Университетские годы оказали сильное влияние на многогранное творчество А. Белого, отразившее его интерес к различным областям науки и культуры. Неслучайно поэт связывал историю русской литературы с духом университета и отметил его роль в «формировании кадров московских символистов на рубеже двух столетий». Действительно, историю этого литературного течения нельзя представить без имён Ю.К. Балтрушайтиса (физико-математический факультет, 1898), Л.Л. Кобылинского (Эллиса, юридический факультет, 1902), К.Д. Бальмонта (студент юридического факультета 1886–1887) и В.Я. Брюсова (историко-филологический факультет, 1899).
В студенческие годы зародилась дружба А. Белого с сыновьями бывшего ректора Московского университета С.М. Соловьёва – Михаилом и Владимиром. У Соловьёвых собиралась вся «интеллигентная Москва».
«В 1901 г. появился на белом свете Андрей Белый, всё более и более вытесняя Бориса Бугаева. Его придумал Михаил Сергеевич Соловьёв, руководствуясь лишь сочетанием звуков, а не аллегориями; я, ломая голову над псевдонимом, предложил мне нравящийся псевдоним “Борис Буревой”, а М.С., рассмеявшись, сказал: “Когда потом псевдоним откроется, то будут каламбурить: “Буревой – Бори вой!”” И придумал мне “Андрея Белого”».

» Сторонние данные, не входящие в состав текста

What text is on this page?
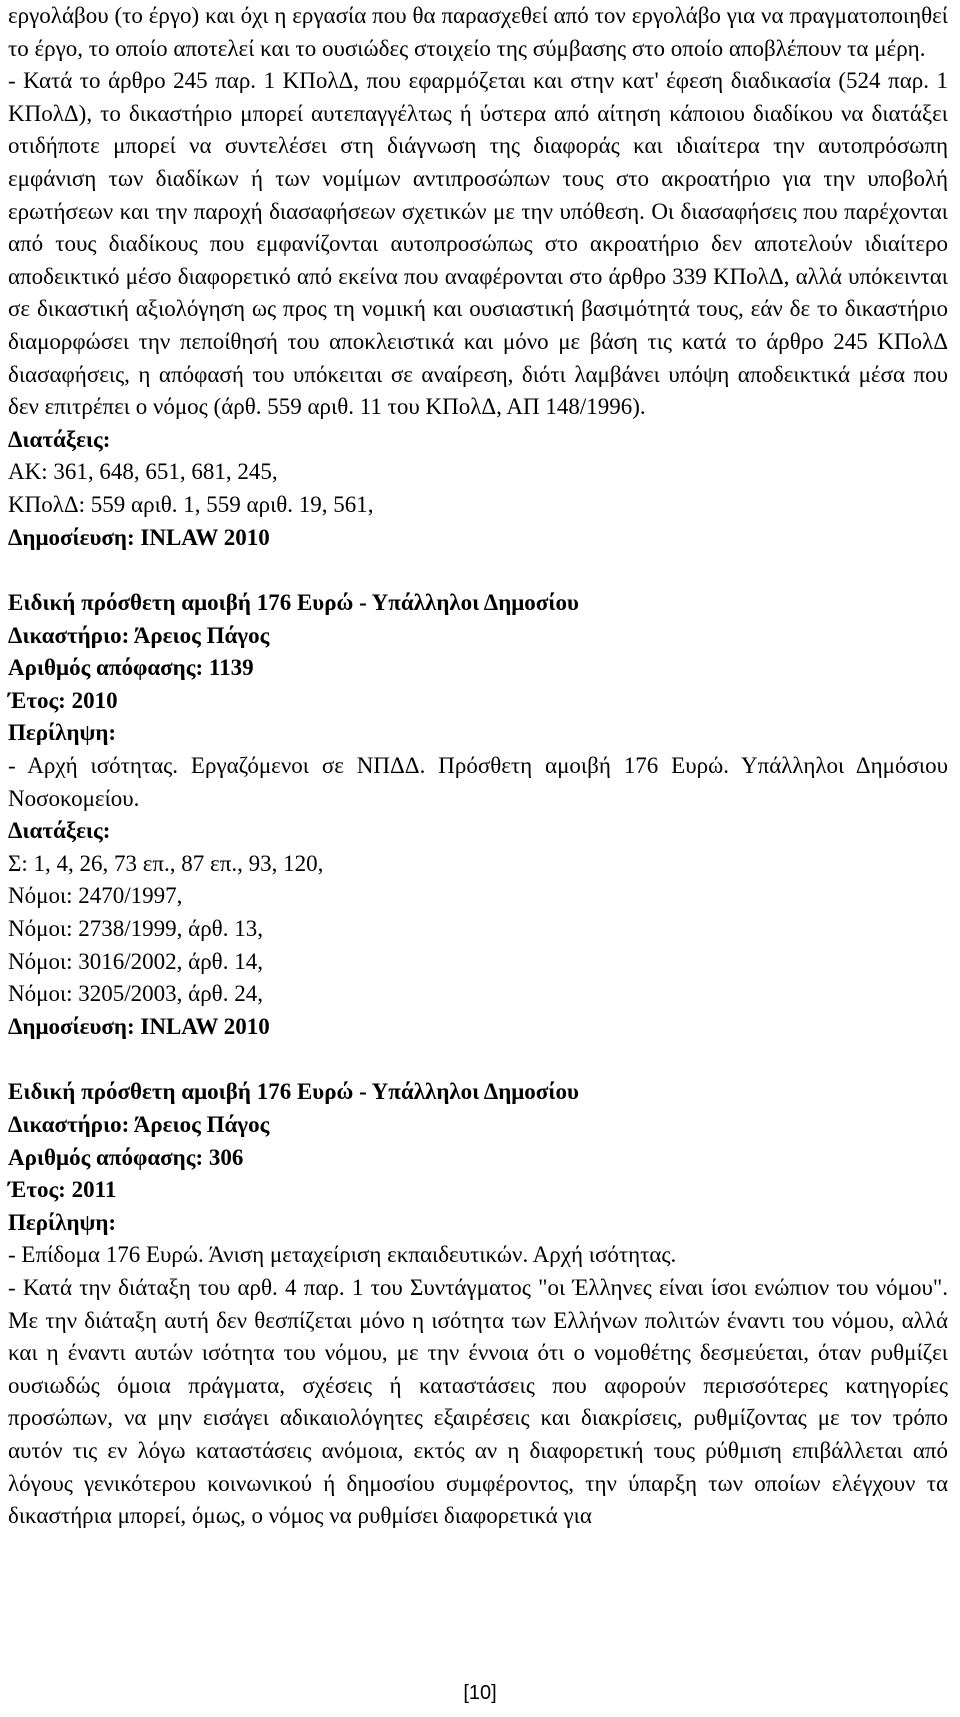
εργολάβου (το έργο) και όχι η εργασία που θα παρασχεθεί από τον εργολάβο για να πραγματοποιηθεί το έργο, το οποίο αποτελεί και το ουσιώδες στοιχείο της σύμβασης στο οποίο αποβλέπουν τα μέρη.

- Κατά το άρθρο 245 παρ. 1 ΚΠολΔ, που εφαρμόζεται και στην κατ' έφεση διαδικασία (524 παρ. 1 ΚΠολΔ), το δικαστήριο μπορεί αυτεπαγγέλτως ή ύστερα από αίτηση κάποιου διαδίκου να διατάξει οτιδήποτε μπορεί να συντελέσει στη διάγνωση της διαφοράς και ιδιαίτερα την αυτοπρόσωπη εμφάνιση των διαδίκων ή των νομίμων αντιπροσώπων τους στο ακροατήριο για την υποβολή ερωτήσεων και την παροχή διασαφήσεων σχετικών με την υπόθεση. Οι διασαφήσεις που παρέχονται από τους διαδίκους που εμφανίζονται αυτοπροσώπως στο ακροατήριο δεν αποτελούν ιδιαίτερο αποδεικτικό μέσο διαφορετικό από εκείνα που αναφέρονται στο άρθρο 339 ΚΠολΔ, αλλά υπόκεινται σε δικαστική αξιολόγηση ως προς τη νομική και ουσιαστική βασιμότητά τους, εάν δε το δικαστήριο διαμορφώσει την πεποίθησή του αποκλειστικά και μόνο με βάση τις κατά το άρθρο 245 ΚΠολΔ διασαφήσεις, η απόφασή του υπόκειται σε αναίρεση, διότι λαμβάνει υπόψη αποδεικτικά μέσα που δεν επιτρέπει ο νόμος (άρθ. 559 αριθ. 11 του ΚΠολΔ, ΑΠ 148/1996).

Διατάξεις:

ΑΚ: 361, 648, 651, 681, 245,

ΚΠολΔ: 559 αριθ. 1, 559 αριθ. 19, 561,

Δημοσίευση: INLAW 2010

Ειδική πρόσθετη αμοιβή 176 Ευρώ - Υπάλληλοι Δημοσίου

Δικαστήριο: Άρειος Πάγος

Αριθμός απόφασης: 1139

Έτος: 2010

Περίληψη:

- Αρχή ισότητας. Εργαζόμενοι σε ΝΠΔΔ. Πρόσθετη αμοιβή 176 Ευρώ. Υπάλληλοι Δημόσιου Νοσοκομείου.

Διατάξεις:

Σ: 1, 4, 26, 73 επ., 87 επ., 93, 120,

Νόμοι: 2470/1997,

Νόμοι: 2738/1999, άρθ. 13,

Νόμοι: 3016/2002, άρθ. 14,

Νόμοι: 3205/2003, άρθ. 24,

Δημοσίευση: INLAW 2010

Ειδική πρόσθετη αμοιβή 176 Ευρώ - Υπάλληλοι Δημοσίου

Δικαστήριο: Άρειος Πάγος

Αριθμός απόφασης: 306

Έτος: 2011

Περίληψη:

- Επίδομα 176 Ευρώ. Άνιση μεταχείριση εκπαιδευτικών. Αρχή ισότητας.

- Κατά την διάταξη του αρθ. 4 παρ. 1 του Συντάγματος "οι Έλληνες είναι ίσοι ενώπιον του νόμου". Με την διάταξη αυτή δεν θεσπίζεται μόνο η ισότητα των Ελλήνων πολιτών έναντι του νόμου, αλλά και η έναντι αυτών ισότητα του νόμου, με την έννοια ότι ο νομοθέτης δεσμεύεται, όταν ρυθμίζει ουσιωδώς όμοια πράγματα, σχέσεις ή καταστάσεις που αφορούν περισσότερες κατηγορίες προσώπων, να μην εισάγει αδικαιολόγητες εξαιρέσεις και διακρίσεις, ρυθμίζοντας με τον τρόπο αυτόν τις εν λόγω καταστάσεις ανόμοια, εκτός αν η διαφορετική τους ρύθμιση επιβάλλεται από λόγους γενικότερου κοινωνικού ή δημοσίου συμφέροντος, την ύπαρξη των οποίων ελέγχουν τα δικαστήρια μπορεί, όμως, ο νόμος να ρυθμίσει διαφορετικά για

[10]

А философия Владимира Соловьёва явилась для А. Белого, «окном, из которого дул ветер грядущего».
Профессиональная и общественная деятельность. В 1901 г. молодой поэт знакомится со знаменитыми символистами: Д.С. Мережковским, З.Н. Гиппиус, В.Я. Брюсовым. На последнего он производит большое впечатление: «Был у меня Бугаев, читал свои стихи, говорил о химии. Это едва ли не интереснейший человек в России. Зрелость и дряхлость ума при странной молодости».
Слова мэтра символизма вскоре подтверждаются публикацией «2-й драматической симфонии» (1902) – музыкально-поэтического произведения, написанного в новаторском жанре и сделавшего никому не известного Андрея Белого значимой фигурой в русской литературе.
Он вступает в переписку с А.А. Блоком, сотрудничает с журналами «Новый путь» «Мир искусства», «Весы», участвует в создании московского Религиозно-философского общества. В печати выходят другие симфонии, а также книга стихов «Золото в лазури» (1904), укрепившая литературный статус поэта. В.Ф. Ходасевич вспоминал:
«В 1904 г. Андрей Белый был ещё очень молод, золотокудр, голубоглаз и в высшей степени обаятелен. Газетная подворотня гоготала над его стихами и прозой, поражавшими новизной, дерзостью, иногда – проблесками истинной гениальности. <…> Им восхищались. В его присутствии всё словно мгновенно менялось, смещалось или озарялось его светом. И он в самом деле был светел. Кажется, все, даже те, кто ему завидовал, были немножко в него влюблены».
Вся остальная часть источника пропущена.